On the other hand, when a company produces software, being friendly to left-handed people shouldn't be costly. There is no marginal cost to a software sale, right? Well, it appears that the Microsoft Mouse and Keyboard Center isn't right at the center on the issue of handedness.

The ability to invert the mouse buttons has been present since at least Windows 95. Not a surprise, since handedness is possibly the most important mouse setting. However, when I bought my Microsoft keyboard, Windows automatically installed the modern Microsoft Mouse and Keyboard Center. I had previously noticed that the center was a regression for people often moving their mouse to the other side like me. Rather than controlling a checkbox in the control panel, inverting the buttons requires to redefine the behavior of each button via the Microsoft Mouse and Keyboard Center. Microsoft's configuration center removed the checkbox from the control panel.
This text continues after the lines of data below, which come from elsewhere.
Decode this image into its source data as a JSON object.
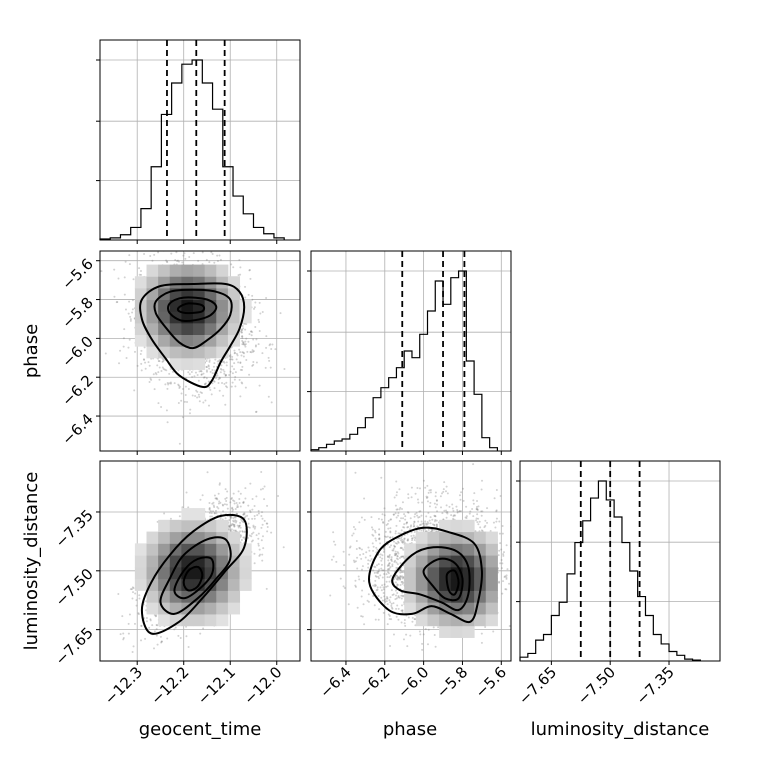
{
  "chart_data": {
    "type": "corner",
    "parameters": [
      "geocent_time",
      "phase",
      "luminosity_distance"
    ],
    "axis_labels": {
      "x": [
        "geocent_time",
        "phase",
        "luminosity_distance"
      ],
      "y": [
        "phase",
        "luminosity_distance"
      ]
    },
    "ranges": {
      "geocent_time": [
        -12.38,
        -11.95
      ],
      "phase": [
        -6.58,
        -5.55
      ],
      "luminosity_distance": [
        -7.73,
        -7.22
      ]
    },
    "ticks": {
      "geocent_time": {
        "values": [
          -12.3,
          -12.2,
          -12.1,
          -12.0
        ],
        "labels": [
          "−12.3",
          "−12.2",
          "−12.1",
          "−12.0"
        ]
      },
      "phase": {
        "values": [
          -6.4,
          -6.2,
          -6.0,
          -5.8,
          -5.6
        ],
        "labels": [
          "−6.4",
          "−6.2",
          "−6.0",
          "−5.8",
          "−5.6"
        ]
      },
      "luminosity_distance": {
        "values": [
          -7.65,
          -7.5,
          -7.35
        ],
        "labels": [
          "−7.65",
          "−7.50",
          "−7.35"
        ]
      }
    },
    "quantiles": {
      "geocent_time": [
        -12.236,
        -12.173,
        -12.112
      ],
      "phase": [
        -6.11,
        -5.9,
        -5.79
      ],
      "luminosity_distance": [
        -7.575,
        -7.5,
        -7.425
      ]
    },
    "histograms": {
      "geocent_time": {
        "bin_edges": [
          -12.38,
          -12.358,
          -12.336,
          -12.314,
          -12.292,
          -12.27,
          -12.248,
          -12.226,
          -12.204,
          -12.182,
          -12.16,
          -12.138,
          -12.116,
          -12.094,
          -12.072,
          -12.05,
          -12.028,
          -12.006,
          -11.984
        ],
        "counts": [
          1,
          2,
          5,
          12,
          30,
          70,
          120,
          150,
          168,
          172,
          150,
          125,
          70,
          42,
          25,
          12,
          6,
          2
        ]
      },
      "phase": {
        "bin_edges": [
          -6.58,
          -6.54,
          -6.5,
          -6.46,
          -6.42,
          -6.38,
          -6.34,
          -6.3,
          -6.26,
          -6.22,
          -6.18,
          -6.14,
          -6.1,
          -6.06,
          -6.02,
          -5.98,
          -5.94,
          -5.9,
          -5.86,
          -5.82,
          -5.78,
          -5.74,
          -5.7,
          -5.66,
          -5.62
        ],
        "counts": [
          2,
          5,
          10,
          15,
          18,
          25,
          35,
          50,
          80,
          95,
          110,
          125,
          150,
          140,
          175,
          210,
          255,
          220,
          260,
          270,
          135,
          85,
          20,
          5
        ]
      },
      "luminosity_distance": {
        "bin_edges": [
          -7.73,
          -7.71,
          -7.69,
          -7.67,
          -7.65,
          -7.63,
          -7.61,
          -7.59,
          -7.57,
          -7.55,
          -7.53,
          -7.51,
          -7.49,
          -7.47,
          -7.45,
          -7.43,
          -7.41,
          -7.39,
          -7.37,
          -7.35,
          -7.33,
          -7.31,
          -7.29,
          -7.27
        ],
        "counts": [
          4,
          8,
          22,
          28,
          48,
          62,
          92,
          125,
          148,
          172,
          190,
          170,
          152,
          125,
          95,
          68,
          48,
          28,
          18,
          10,
          6,
          2,
          1
        ]
      }
    },
    "hist_grid_fractions": [
      0.33,
      0.66,
      1.0
    ],
    "scatter": [
      {
        "x": "geocent_time",
        "y": "phase",
        "points": 2200,
        "center": [
          -12.175,
          -5.92
        ],
        "sd": [
          0.058,
          0.16
        ],
        "corr": -0.15
      },
      {
        "x": "geocent_time",
        "y": "luminosity_distance",
        "points": 2200,
        "center": [
          -12.17,
          -7.48
        ],
        "sd": [
          0.058,
          0.075
        ],
        "corr": 0.6
      },
      {
        "x": "phase",
        "y": "luminosity_distance",
        "points": 2200,
        "center": [
          -5.95,
          -7.48
        ],
        "sd": [
          0.17,
          0.075
        ],
        "corr": 0.05
      }
    ],
    "density_bins": [
      {
        "x": "geocent_time",
        "y": "phase",
        "x_edges": [
          -12.38,
          -12.355,
          -12.33,
          -12.305,
          -12.28,
          -12.255,
          -12.23,
          -12.205,
          -12.18,
          -12.155,
          -12.13,
          -12.105,
          -12.08,
          -12.055,
          -12.03,
          -12.005,
          -11.98
        ],
        "y_edges": [
          -6.58,
          -6.52,
          -6.46,
          -6.4,
          -6.34,
          -6.28,
          -6.22,
          -6.16,
          -6.1,
          -6.04,
          -5.98,
          -5.92,
          -5.86,
          -5.8,
          -5.74,
          -5.68,
          -5.62
        ],
        "peak": [
          -12.19,
          -5.85
        ]
      },
      {
        "x": "geocent_time",
        "y": "luminosity_distance",
        "x_edges": [
          -12.38,
          -12.355,
          -12.33,
          -12.305,
          -12.28,
          -12.255,
          -12.23,
          -12.205,
          -12.18,
          -12.155,
          -12.13,
          -12.105,
          -12.08,
          -12.055,
          -12.03,
          -12.005,
          -11.98
        ],
        "y_edges": [
          -7.73,
          -7.7,
          -7.67,
          -7.64,
          -7.61,
          -7.58,
          -7.55,
          -7.52,
          -7.49,
          -7.46,
          -7.43,
          -7.4,
          -7.37,
          -7.34,
          -7.31,
          -7.28,
          -7.25
        ],
        "peak": [
          -12.18,
          -7.5
        ]
      },
      {
        "x": "phase",
        "y": "luminosity_distance",
        "x_edges": [
          -6.58,
          -6.52,
          -6.46,
          -6.4,
          -6.34,
          -6.28,
          -6.22,
          -6.16,
          -6.1,
          -6.04,
          -5.98,
          -5.92,
          -5.86,
          -5.8,
          -5.74,
          -5.68,
          -5.62
        ],
        "y_edges": [
          -7.73,
          -7.7,
          -7.67,
          -7.64,
          -7.61,
          -7.58,
          -7.55,
          -7.52,
          -7.49,
          -7.46,
          -7.43,
          -7.4,
          -7.37,
          -7.34,
          -7.31,
          -7.28,
          -7.25
        ],
        "peak": [
          -5.83,
          -7.52
        ]
      }
    ],
    "contours": [
      {
        "x": "geocent_time",
        "y": "phase",
        "levels": [
          [
            [
              -12.29,
              -5.8
            ],
            [
              -12.25,
              -5.73
            ],
            [
              -12.18,
              -5.72
            ],
            [
              -12.11,
              -5.72
            ],
            [
              -12.08,
              -5.76
            ],
            [
              -12.07,
              -5.84
            ],
            [
              -12.08,
              -5.95
            ],
            [
              -12.1,
              -6.04
            ],
            [
              -12.12,
              -6.12
            ],
            [
              -12.14,
              -6.22
            ],
            [
              -12.16,
              -6.25
            ],
            [
              -12.21,
              -6.19
            ],
            [
              -12.24,
              -6.1
            ],
            [
              -12.27,
              -6.0
            ],
            [
              -12.29,
              -5.9
            ]
          ],
          [
            [
              -12.26,
              -5.81
            ],
            [
              -12.23,
              -5.76
            ],
            [
              -12.18,
              -5.75
            ],
            [
              -12.13,
              -5.76
            ],
            [
              -12.1,
              -5.8
            ],
            [
              -12.1,
              -5.88
            ],
            [
              -12.12,
              -5.95
            ],
            [
              -12.15,
              -6.01
            ],
            [
              -12.18,
              -6.05
            ],
            [
              -12.21,
              -6.02
            ],
            [
              -12.24,
              -5.94
            ],
            [
              -12.26,
              -5.87
            ]
          ],
          [
            [
              -12.23,
              -5.82
            ],
            [
              -12.2,
              -5.79
            ],
            [
              -12.15,
              -5.8
            ],
            [
              -12.13,
              -5.84
            ],
            [
              -12.15,
              -5.89
            ],
            [
              -12.2,
              -5.91
            ],
            [
              -12.23,
              -5.87
            ]
          ],
          [
            [
              -12.21,
              -5.84
            ],
            [
              -12.19,
              -5.82
            ],
            [
              -12.16,
              -5.83
            ],
            [
              -12.16,
              -5.86
            ],
            [
              -12.19,
              -5.87
            ],
            [
              -12.21,
              -5.86
            ]
          ]
        ]
      },
      {
        "x": "geocent_time",
        "y": "luminosity_distance",
        "levels": [
          [
            [
              -12.29,
              -7.6
            ],
            [
              -12.27,
              -7.53
            ],
            [
              -12.23,
              -7.46
            ],
            [
              -12.18,
              -7.4
            ],
            [
              -12.12,
              -7.36
            ],
            [
              -12.07,
              -7.37
            ],
            [
              -12.07,
              -7.44
            ],
            [
              -12.11,
              -7.5
            ],
            [
              -12.16,
              -7.57
            ],
            [
              -12.21,
              -7.63
            ],
            [
              -12.27,
              -7.66
            ]
          ],
          [
            [
              -12.25,
              -7.58
            ],
            [
              -12.23,
              -7.52
            ],
            [
              -12.2,
              -7.46
            ],
            [
              -12.15,
              -7.42
            ],
            [
              -12.11,
              -7.42
            ],
            [
              -12.1,
              -7.47
            ],
            [
              -12.13,
              -7.52
            ],
            [
              -12.17,
              -7.57
            ],
            [
              -12.22,
              -7.61
            ]
          ],
          [
            [
              -12.22,
              -7.55
            ],
            [
              -12.2,
              -7.5
            ],
            [
              -12.17,
              -7.47
            ],
            [
              -12.14,
              -7.47
            ],
            [
              -12.14,
              -7.51
            ],
            [
              -12.17,
              -7.55
            ],
            [
              -12.2,
              -7.57
            ]
          ],
          [
            [
              -12.2,
              -7.53
            ],
            [
              -12.19,
              -7.5
            ],
            [
              -12.17,
              -7.49
            ],
            [
              -12.16,
              -7.51
            ],
            [
              -12.17,
              -7.54
            ],
            [
              -12.19,
              -7.55
            ]
          ]
        ]
      },
      {
        "x": "phase",
        "y": "luminosity_distance",
        "levels": [
          [
            [
              -6.28,
              -7.53
            ],
            [
              -6.23,
              -7.45
            ],
            [
              -6.12,
              -7.41
            ],
            [
              -6.0,
              -7.39
            ],
            [
              -5.88,
              -7.4
            ],
            [
              -5.74,
              -7.43
            ],
            [
              -5.7,
              -7.5
            ],
            [
              -5.72,
              -7.58
            ],
            [
              -5.76,
              -7.63
            ],
            [
              -5.86,
              -7.61
            ],
            [
              -5.96,
              -7.59
            ],
            [
              -6.06,
              -7.61
            ],
            [
              -6.18,
              -7.6
            ]
          ],
          [
            [
              -6.16,
              -7.52
            ],
            [
              -6.06,
              -7.46
            ],
            [
              -5.95,
              -7.44
            ],
            [
              -5.83,
              -7.45
            ],
            [
              -5.77,
              -7.49
            ],
            [
              -5.77,
              -7.56
            ],
            [
              -5.82,
              -7.6
            ],
            [
              -5.91,
              -7.58
            ],
            [
              -6.02,
              -7.56
            ],
            [
              -6.12,
              -7.55
            ]
          ],
          [
            [
              -6.0,
              -7.5
            ],
            [
              -5.92,
              -7.47
            ],
            [
              -5.84,
              -7.48
            ],
            [
              -5.8,
              -7.52
            ],
            [
              -5.82,
              -7.57
            ],
            [
              -5.89,
              -7.57
            ],
            [
              -5.95,
              -7.54
            ]
          ],
          [
            [
              -5.88,
              -7.51
            ],
            [
              -5.84,
              -7.5
            ],
            [
              -5.82,
              -7.53
            ],
            [
              -5.84,
              -7.56
            ],
            [
              -5.87,
              -7.55
            ]
          ]
        ]
      }
    ],
    "grid": true,
    "colors": {
      "ink": "#000000",
      "grid": "#b0b0b0",
      "scatter": "#7f7f7f",
      "background": "#ffffff"
    }
  }
}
What I hadn't noticed is that if your mouse is not supported, it does not appear in the Microsoft Mouse and Keyboard Center. And the control panel's checkbox is still gone. So if you own a Logitech or some even rarer mouse like I do, you're not dreaming. There is actually no way to invert your mouse buttons with this software installed, even in Windows 8.1. And this is not a new problem! Worse, I believe Microsoft Mouse and Keyboard Center had at least one useful feature: when you invert buttons with it, your RDP sessions will handle clicks correctly, as opposed to the default behavior from Windows, which I will be forced to live with.

In a sense, I'd like to think that this is an abuse of vendor lock-in. Because if it's not, this is proof of terrific incompetence.

Microsoft Outlook 2013 and IMAP - ouch

admin Monday March 10, 2014

After catastrophic issues with our file server caused by Outlook PST files, I've been trying to move from POP to IMAP at the office. A few months ago I did a first step, migrating my own mailbox. This was a very painful process.

Even though I'm using version 2013, which has had "a significant investment in IMAP", the result is impressively bad. The system tray's envelope icon, which shows when you have unread mail, now appears every few minutes. This feature becomes worthless and I gave up on it.

2 weeks ago, I started working from home thanks to our VPN. I was amazed to see huge bandwidth usage on the VPN ever since. I realized yesterday that the culprit was Outlook, which wastes close to a megabyte of bandwidth per minute, even when it's merely idling. That's right - even if I'm not using Outlook and not even receiving mails, Outlook will download about 28 GB per month, which is about half of my bandwidth limit. This happens even though I reduced my number of folders below 50 and my mailbox's size just above 1 GB. It doesn't depend on whether the server interval is 1 or 10 minutes (the latter being the maximum). Traffic shows that Outlook is doing something at a regular interval, about 18 times per hour. Yet, it seems to support IMAP IDLE (that is, mail is fetched instantly).

To be fair, I haven't tried to reproduce this with a fresh profile. I'll just dump Outlook for the time being.

Update: There is a pretty straightforward workaround: changing the send/receive interval. One way to do it is via the Advanced options, Send and receive section. Click "Send/Receive..." and adjust the interval for the default group.

Unfortunately, even though I thought my inbox showed mail instantly, it apparently doesn't. After changing the interval to an hour, it now takes time to notice new mail.

Meta-debate

admin Thursday November 28, 2013
Larry Wall wrote:
We all agree on the necessity of compromise. We just can't agree on when it's necessary to compromise.